O leito no peito, por Antonio Prata
Não sei quanto a Adão, Eva e você, leitor, mas em mim a pena ainda vigora, forte como nos tempos pré-diluvianos. Um minuto antes de deitar-me tenho ganas de ler toda a obra de Machado, pegar a Sessão Corujão do comecinho, arrumar a gaveta onde cartas da primeira namorada misturam-se às últimas declarações do imposto de renda. Já ao abrir os olhos pela manhã, tudo o que eu queria era poder dormir de novo, para sempre. Depois de atravessar esse lusco-fusco existencial em que a vida, pendurada nas pálpebras, faz todos os projetos parecerem impossíveis, ganhar o pão com o suor do próprio rosto é fichinha.
Assombra-me que o direito ao sono não tenha surgido na pauta de nenhuma vanguarda do século XX. Liberaram o sexo, acusaram a família, o Estado, a Igreja; queimaram fumo, a bandeira americana, sutiãs: por que raios não foram às praças pisotear despertadores? Por que os mesmos que conseguiram fazer “samba e amor até mais tarde” não tiveram coragem de dormir mais um pouquinho, evitando “muito sono de manhã”? (Alarme, do italiano, às armas! Pode haver etimologia mais nefasta para trazer-nos dos sonhos à labuta?).
O honrado leitor, que acorda com os galos ou as primeiras buzinas, talvez ache o assunto por demais comezinho para uma passeata.
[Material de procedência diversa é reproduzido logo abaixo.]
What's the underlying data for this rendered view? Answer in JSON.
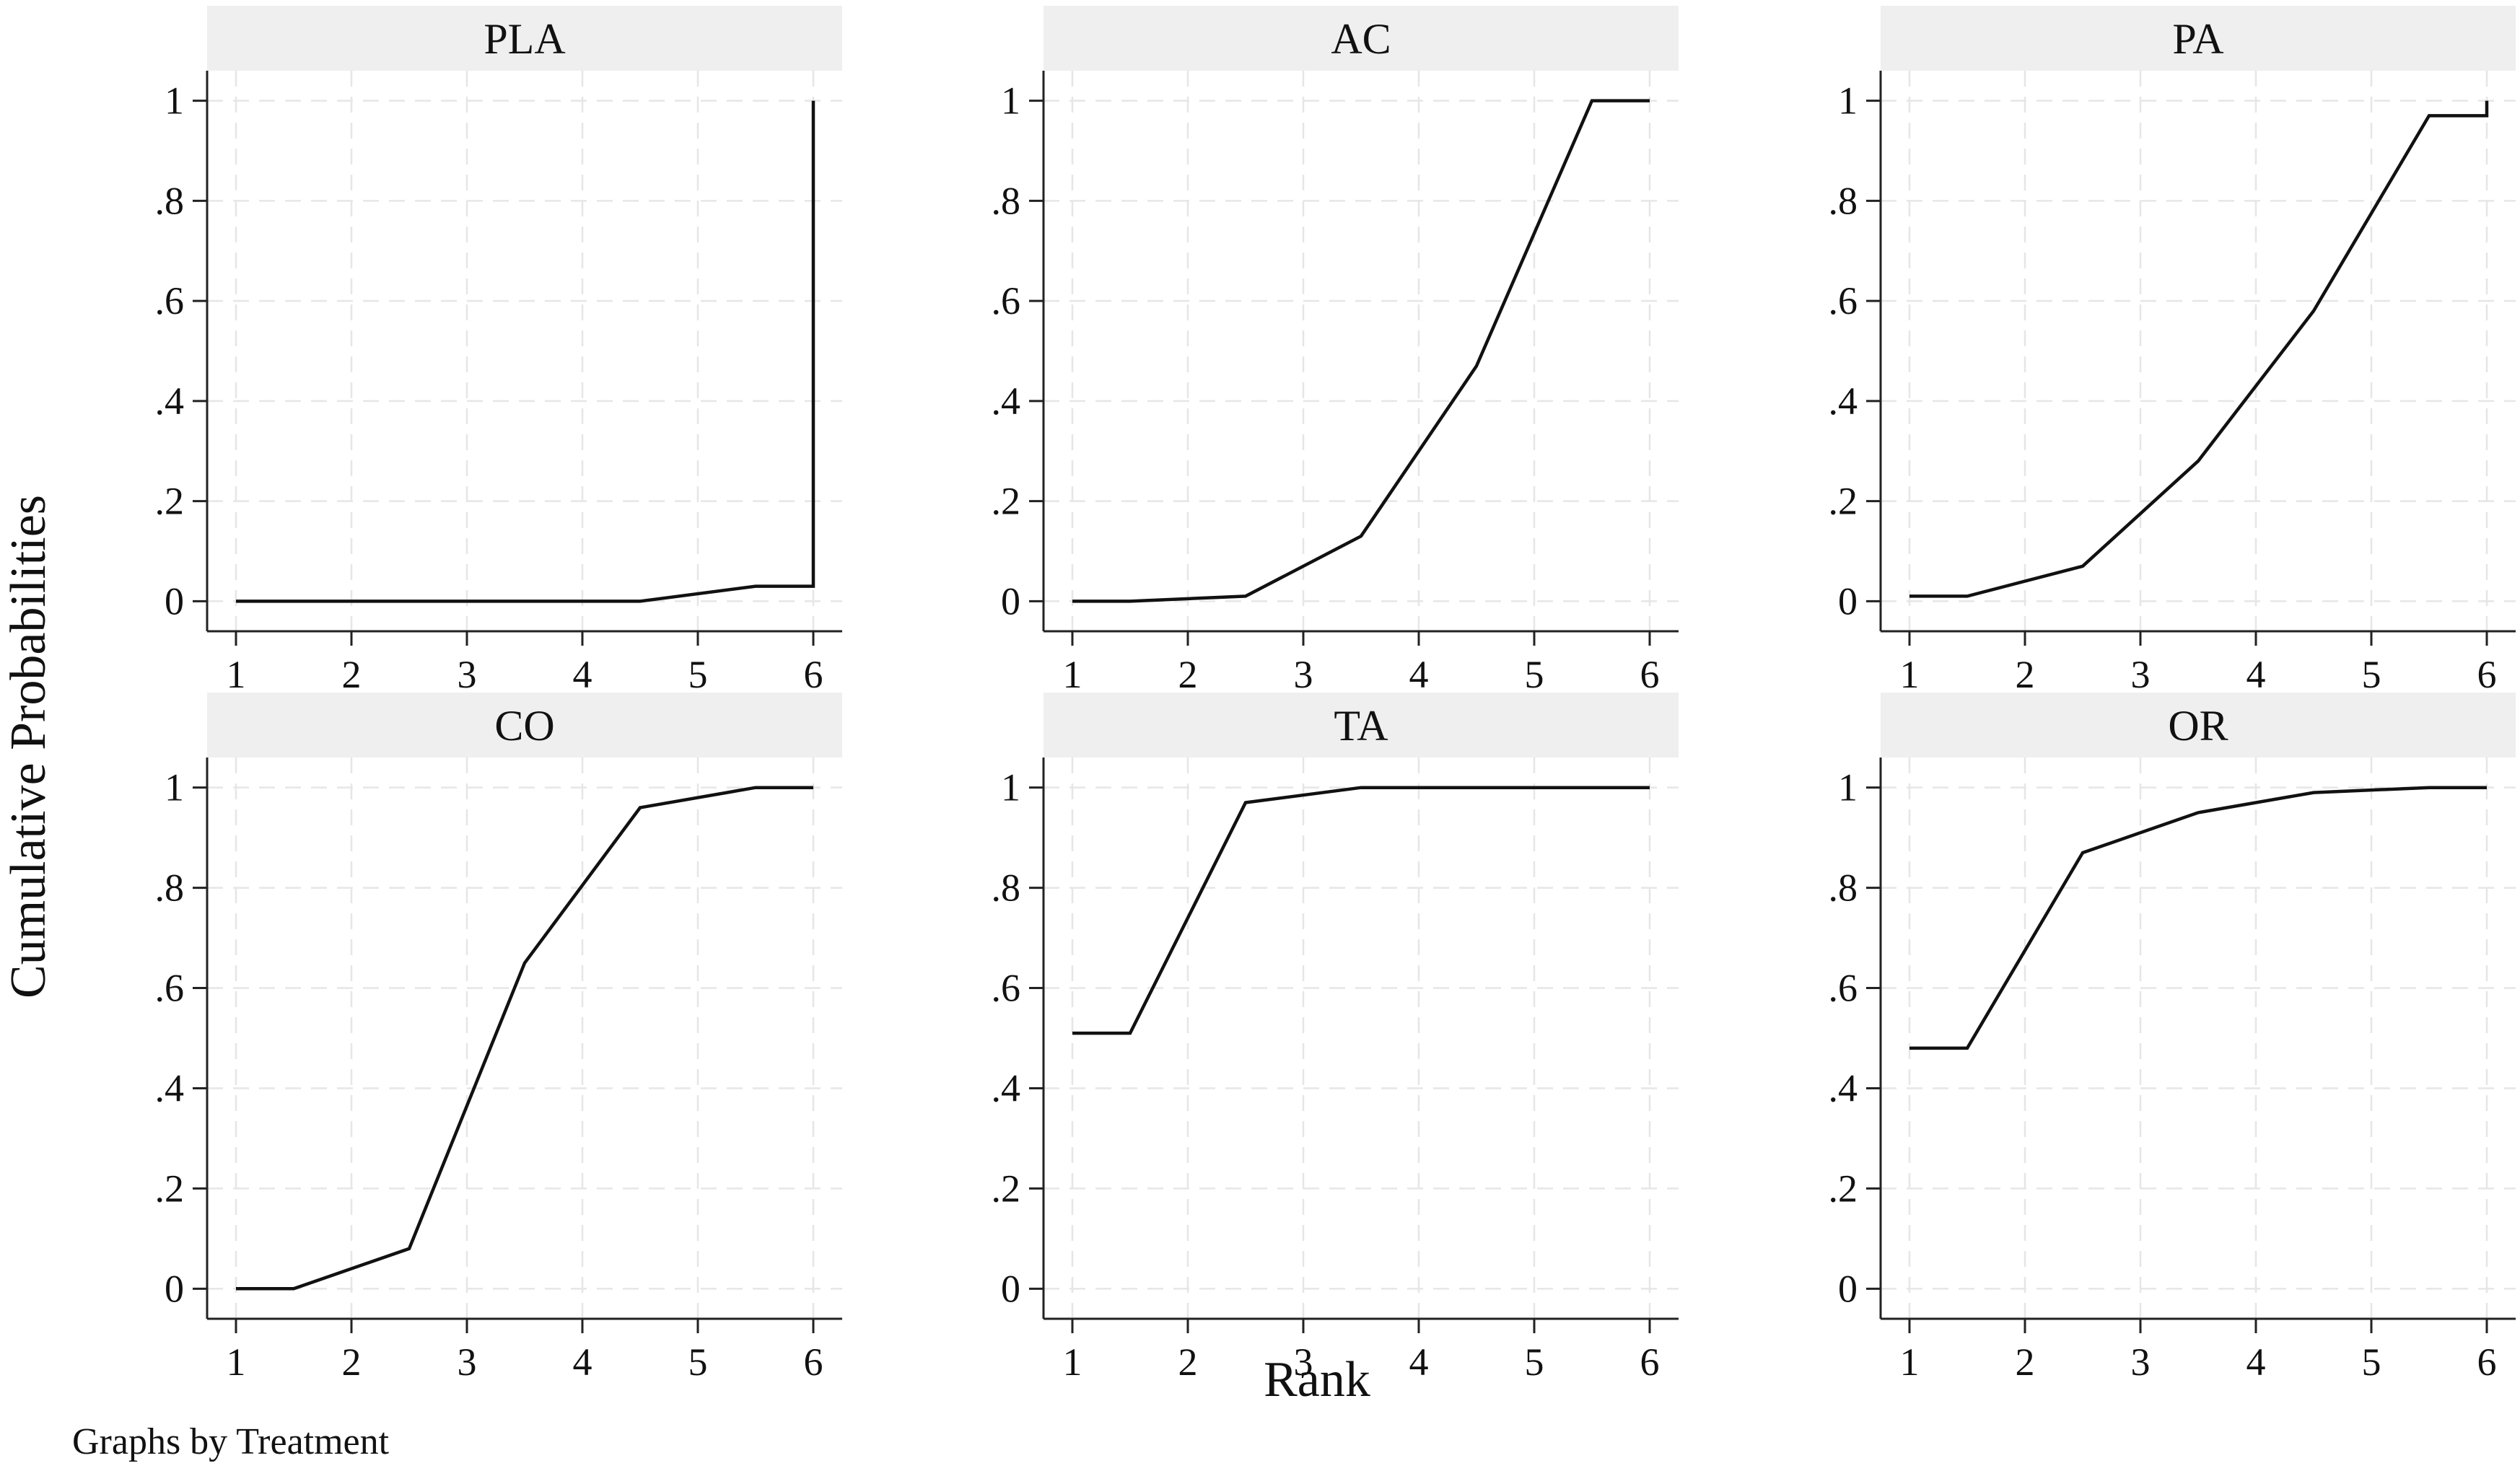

Não deve ter compreendido, ainda, as repercussões políticas da auto-gestão do sono. Se cada um acordasse quando quisesse as pessoas sairiam de casa aos poucos, não haveria rush, o transporte público daria conta do recado, as emissões de carbono despencariam, a Islândia pararia de derreter, a Björk estaria salva, assim como os ursos polares, Ilhabela, o futevôlei, Veneza, os pingüins e Ubatuba, sem contar que teríamos tempo para ler, ver TV, arrumar a gaveta, fazer samba e amor até mais tarde e não ter muito sono de manhã.
Embora o tema seja urgente, não o vi ser discutido em nenhum debate pelos candidatos que hoje disputam nosso voto. Sequer um nanico ou aspirante a vereador, desses que encampam as bandeiras mais disparatadas, levantou a voz (abaixou, talvez, seja o termo correto) para defender o sono de 10 milhões de habitantes.
Podem alegar que, dada a grandeza do problema, não caiba ao município resolvê-lo, mas ao governo federal ou talvez à ONU. De acordo, mas em algum lugar a revolução tem que começar. Ou nos levantamos imediatamente pela auto-gestão de nosso sono, ou daqui a pouco a água estará batendo em nossas olheiras. Ou vice-versa. Às armas!